For the first time, the US Food and Drug Administration (FDA) is recommending Americans limit how much added sugar we eat and drink every day, according to a New York Times article — a shift that could potentially help Americans reduce their cancer risk.

The FDA is recommending we limit our added sugars to no more than 10 percent of daily calories. For an adult on a 2,000 calorie diet, that’s about 50 grams a day, about the amount in one can of soda or some flavored coffee lattes.The-many-names-of-sugar

The new guidelines will make their way onto foods’ Nutrition Labels, where shoppers will be able to distinguish between sugars added to the food and those that are natural to the food. Fruits and milk all contain natural sugars.

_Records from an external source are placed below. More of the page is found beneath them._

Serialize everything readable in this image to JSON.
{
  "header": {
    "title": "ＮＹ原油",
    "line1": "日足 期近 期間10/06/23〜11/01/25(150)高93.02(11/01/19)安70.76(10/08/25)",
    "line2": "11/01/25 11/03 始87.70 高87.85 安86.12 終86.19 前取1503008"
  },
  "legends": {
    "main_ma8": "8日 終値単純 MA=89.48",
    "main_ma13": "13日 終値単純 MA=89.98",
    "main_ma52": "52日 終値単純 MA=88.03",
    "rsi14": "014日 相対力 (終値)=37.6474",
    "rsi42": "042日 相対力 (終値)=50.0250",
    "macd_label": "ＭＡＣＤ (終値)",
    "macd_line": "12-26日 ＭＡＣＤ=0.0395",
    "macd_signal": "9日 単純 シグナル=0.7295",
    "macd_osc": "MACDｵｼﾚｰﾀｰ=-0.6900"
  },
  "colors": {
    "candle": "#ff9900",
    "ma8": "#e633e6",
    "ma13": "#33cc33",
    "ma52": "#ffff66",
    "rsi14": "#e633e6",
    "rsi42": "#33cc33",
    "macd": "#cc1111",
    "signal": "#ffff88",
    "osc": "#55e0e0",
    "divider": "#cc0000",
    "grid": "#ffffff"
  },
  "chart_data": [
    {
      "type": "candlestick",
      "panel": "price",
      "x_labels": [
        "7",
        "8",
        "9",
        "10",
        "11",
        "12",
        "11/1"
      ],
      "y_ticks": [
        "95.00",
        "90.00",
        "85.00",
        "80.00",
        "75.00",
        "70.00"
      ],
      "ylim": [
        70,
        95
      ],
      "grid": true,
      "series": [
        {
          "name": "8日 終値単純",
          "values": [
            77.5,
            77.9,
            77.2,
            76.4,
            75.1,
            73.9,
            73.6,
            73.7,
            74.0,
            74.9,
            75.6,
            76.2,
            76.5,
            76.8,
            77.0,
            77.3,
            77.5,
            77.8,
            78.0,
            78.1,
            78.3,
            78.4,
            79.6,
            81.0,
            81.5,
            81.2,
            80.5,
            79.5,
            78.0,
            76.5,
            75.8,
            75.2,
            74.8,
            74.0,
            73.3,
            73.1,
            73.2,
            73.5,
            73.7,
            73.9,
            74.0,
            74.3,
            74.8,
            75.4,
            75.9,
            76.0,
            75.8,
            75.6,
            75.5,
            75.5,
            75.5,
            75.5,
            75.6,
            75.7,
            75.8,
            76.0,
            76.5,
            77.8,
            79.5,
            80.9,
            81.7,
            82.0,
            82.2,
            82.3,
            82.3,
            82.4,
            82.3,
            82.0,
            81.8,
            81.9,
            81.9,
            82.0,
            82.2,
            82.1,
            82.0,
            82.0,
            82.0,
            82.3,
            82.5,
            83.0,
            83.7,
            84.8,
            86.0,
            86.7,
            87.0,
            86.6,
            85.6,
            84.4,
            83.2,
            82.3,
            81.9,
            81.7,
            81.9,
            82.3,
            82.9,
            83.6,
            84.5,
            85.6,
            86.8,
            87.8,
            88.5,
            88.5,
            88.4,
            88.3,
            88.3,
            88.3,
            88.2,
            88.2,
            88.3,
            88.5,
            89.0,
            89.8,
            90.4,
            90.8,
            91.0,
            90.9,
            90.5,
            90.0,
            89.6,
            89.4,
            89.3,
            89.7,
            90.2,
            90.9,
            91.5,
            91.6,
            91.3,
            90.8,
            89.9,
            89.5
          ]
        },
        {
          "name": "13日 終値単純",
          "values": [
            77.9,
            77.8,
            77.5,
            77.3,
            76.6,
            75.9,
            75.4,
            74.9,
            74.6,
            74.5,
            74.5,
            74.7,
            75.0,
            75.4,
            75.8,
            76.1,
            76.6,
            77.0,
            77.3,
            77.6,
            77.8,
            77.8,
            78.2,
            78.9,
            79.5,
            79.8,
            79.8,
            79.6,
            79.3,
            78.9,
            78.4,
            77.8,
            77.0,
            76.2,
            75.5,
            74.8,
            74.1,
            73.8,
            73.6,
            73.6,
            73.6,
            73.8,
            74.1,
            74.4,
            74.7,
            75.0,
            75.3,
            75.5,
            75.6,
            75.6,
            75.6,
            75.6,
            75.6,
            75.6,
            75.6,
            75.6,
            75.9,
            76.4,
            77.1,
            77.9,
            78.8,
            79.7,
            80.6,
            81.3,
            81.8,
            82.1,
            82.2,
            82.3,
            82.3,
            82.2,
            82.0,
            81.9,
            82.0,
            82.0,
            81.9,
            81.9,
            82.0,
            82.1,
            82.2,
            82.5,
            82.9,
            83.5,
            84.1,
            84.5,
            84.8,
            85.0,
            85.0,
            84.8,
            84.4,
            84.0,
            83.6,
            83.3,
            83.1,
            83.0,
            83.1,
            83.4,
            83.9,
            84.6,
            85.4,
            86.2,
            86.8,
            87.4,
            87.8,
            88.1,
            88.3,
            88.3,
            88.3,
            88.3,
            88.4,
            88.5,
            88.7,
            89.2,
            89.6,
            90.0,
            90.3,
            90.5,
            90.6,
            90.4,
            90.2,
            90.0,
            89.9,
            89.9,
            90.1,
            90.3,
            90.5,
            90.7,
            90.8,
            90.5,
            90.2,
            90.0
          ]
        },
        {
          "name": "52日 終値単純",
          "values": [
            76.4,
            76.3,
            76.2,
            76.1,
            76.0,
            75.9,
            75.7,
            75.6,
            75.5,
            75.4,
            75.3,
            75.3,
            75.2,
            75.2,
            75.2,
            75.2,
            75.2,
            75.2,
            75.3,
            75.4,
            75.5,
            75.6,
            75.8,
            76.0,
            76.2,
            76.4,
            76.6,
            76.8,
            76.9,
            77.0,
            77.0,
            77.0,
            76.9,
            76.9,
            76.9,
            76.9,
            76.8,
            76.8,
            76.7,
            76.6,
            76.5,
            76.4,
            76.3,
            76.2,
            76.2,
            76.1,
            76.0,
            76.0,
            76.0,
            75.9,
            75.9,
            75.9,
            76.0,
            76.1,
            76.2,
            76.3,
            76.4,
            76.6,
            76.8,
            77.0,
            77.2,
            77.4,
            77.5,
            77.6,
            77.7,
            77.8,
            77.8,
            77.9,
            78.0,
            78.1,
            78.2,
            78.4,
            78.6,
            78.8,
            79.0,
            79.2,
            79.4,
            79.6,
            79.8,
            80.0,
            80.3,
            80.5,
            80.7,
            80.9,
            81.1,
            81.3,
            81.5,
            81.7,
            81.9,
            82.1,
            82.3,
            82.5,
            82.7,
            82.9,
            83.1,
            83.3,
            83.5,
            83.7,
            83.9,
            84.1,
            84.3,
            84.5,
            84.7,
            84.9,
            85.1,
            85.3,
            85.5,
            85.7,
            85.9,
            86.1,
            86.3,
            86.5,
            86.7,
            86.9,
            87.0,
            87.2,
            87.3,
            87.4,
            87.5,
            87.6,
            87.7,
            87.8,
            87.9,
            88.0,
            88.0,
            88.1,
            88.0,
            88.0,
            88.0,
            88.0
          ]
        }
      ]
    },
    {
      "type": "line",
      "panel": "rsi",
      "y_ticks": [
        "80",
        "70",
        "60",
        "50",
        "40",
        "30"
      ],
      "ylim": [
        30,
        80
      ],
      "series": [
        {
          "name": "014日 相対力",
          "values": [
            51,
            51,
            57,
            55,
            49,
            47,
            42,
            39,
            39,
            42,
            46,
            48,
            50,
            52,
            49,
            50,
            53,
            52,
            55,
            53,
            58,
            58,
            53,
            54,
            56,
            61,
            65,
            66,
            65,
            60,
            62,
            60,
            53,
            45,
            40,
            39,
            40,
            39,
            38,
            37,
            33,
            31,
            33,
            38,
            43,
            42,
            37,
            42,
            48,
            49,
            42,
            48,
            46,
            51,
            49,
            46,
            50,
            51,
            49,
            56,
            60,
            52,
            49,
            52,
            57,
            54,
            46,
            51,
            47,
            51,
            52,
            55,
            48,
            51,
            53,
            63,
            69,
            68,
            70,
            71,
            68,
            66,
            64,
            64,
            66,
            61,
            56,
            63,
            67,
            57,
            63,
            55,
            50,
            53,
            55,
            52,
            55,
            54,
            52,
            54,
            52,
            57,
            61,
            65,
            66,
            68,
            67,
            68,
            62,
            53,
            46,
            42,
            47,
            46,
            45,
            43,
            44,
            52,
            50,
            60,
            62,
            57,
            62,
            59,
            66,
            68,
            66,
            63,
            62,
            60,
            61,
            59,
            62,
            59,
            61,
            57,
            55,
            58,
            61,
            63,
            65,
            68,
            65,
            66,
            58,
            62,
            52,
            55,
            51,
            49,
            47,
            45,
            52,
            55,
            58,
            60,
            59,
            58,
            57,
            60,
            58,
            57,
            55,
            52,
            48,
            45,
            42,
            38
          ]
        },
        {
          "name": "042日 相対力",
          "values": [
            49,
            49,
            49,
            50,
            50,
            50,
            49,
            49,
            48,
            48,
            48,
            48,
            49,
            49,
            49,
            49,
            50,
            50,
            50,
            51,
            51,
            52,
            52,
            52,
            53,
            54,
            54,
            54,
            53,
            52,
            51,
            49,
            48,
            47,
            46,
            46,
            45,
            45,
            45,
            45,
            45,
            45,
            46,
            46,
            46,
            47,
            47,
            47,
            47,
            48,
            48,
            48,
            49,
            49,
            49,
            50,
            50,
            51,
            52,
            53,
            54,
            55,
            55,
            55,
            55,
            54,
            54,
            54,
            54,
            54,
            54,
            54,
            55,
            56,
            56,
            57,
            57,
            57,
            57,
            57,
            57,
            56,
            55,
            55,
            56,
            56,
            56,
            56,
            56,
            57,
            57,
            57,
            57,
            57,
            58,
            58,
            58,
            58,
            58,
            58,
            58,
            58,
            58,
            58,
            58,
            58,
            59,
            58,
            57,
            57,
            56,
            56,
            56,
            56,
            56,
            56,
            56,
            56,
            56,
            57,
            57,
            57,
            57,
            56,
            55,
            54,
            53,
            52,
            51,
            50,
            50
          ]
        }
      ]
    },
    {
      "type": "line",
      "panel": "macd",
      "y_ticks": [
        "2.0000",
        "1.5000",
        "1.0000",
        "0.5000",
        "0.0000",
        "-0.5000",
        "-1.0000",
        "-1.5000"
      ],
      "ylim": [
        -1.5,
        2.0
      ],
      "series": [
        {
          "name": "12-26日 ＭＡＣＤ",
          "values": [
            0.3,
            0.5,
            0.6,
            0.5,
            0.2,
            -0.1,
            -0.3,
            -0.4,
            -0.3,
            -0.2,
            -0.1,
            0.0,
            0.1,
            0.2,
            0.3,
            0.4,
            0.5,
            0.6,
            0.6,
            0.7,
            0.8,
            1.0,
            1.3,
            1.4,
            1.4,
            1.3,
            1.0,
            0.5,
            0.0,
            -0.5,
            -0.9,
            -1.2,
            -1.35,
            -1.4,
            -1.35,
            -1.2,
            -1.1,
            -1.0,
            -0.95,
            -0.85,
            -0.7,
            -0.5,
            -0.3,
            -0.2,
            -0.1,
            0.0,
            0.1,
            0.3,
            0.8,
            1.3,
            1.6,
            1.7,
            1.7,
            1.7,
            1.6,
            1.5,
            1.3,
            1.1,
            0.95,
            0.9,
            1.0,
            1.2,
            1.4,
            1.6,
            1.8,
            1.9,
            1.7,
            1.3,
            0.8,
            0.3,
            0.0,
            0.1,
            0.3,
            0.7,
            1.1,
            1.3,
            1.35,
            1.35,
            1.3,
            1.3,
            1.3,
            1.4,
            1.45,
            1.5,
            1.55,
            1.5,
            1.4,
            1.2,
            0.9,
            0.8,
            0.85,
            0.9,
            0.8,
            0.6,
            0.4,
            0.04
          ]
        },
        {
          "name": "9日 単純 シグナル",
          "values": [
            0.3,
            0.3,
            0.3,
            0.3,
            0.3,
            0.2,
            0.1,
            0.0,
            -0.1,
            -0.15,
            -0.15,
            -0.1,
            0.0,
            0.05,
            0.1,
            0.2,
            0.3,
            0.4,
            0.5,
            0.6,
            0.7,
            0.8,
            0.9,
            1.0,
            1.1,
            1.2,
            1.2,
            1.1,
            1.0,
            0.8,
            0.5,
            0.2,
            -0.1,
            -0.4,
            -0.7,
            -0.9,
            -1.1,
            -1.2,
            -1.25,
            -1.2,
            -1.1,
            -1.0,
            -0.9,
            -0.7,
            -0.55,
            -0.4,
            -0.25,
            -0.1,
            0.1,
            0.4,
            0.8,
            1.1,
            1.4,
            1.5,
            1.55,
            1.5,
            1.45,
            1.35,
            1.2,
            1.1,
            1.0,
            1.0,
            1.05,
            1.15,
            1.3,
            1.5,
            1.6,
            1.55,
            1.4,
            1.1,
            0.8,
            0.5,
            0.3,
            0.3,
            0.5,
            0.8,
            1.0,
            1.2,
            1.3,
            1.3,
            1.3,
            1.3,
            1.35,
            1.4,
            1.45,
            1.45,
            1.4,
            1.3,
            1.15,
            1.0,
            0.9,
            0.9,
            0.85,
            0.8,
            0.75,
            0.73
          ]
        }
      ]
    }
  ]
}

For cancer risk, arming shoppers with more information on added sugars is important because foods and drinks with too much sugar can lead to excess body fat. These added sugars are often lurking in foods that are seemingly healthy, such as fruit drinks and yogurts. Fruits come with nutrients and other compounds that play a role in reducing cancer risk.

Currently, about two-thirds of adults are overweight or obese in our country. Overweight and obesity is a cause of approximately 122,000 of the most common cancers each year.

For now, you can use The many names of added sugar, listed in the image above, to spot added sugars in the ingredient list.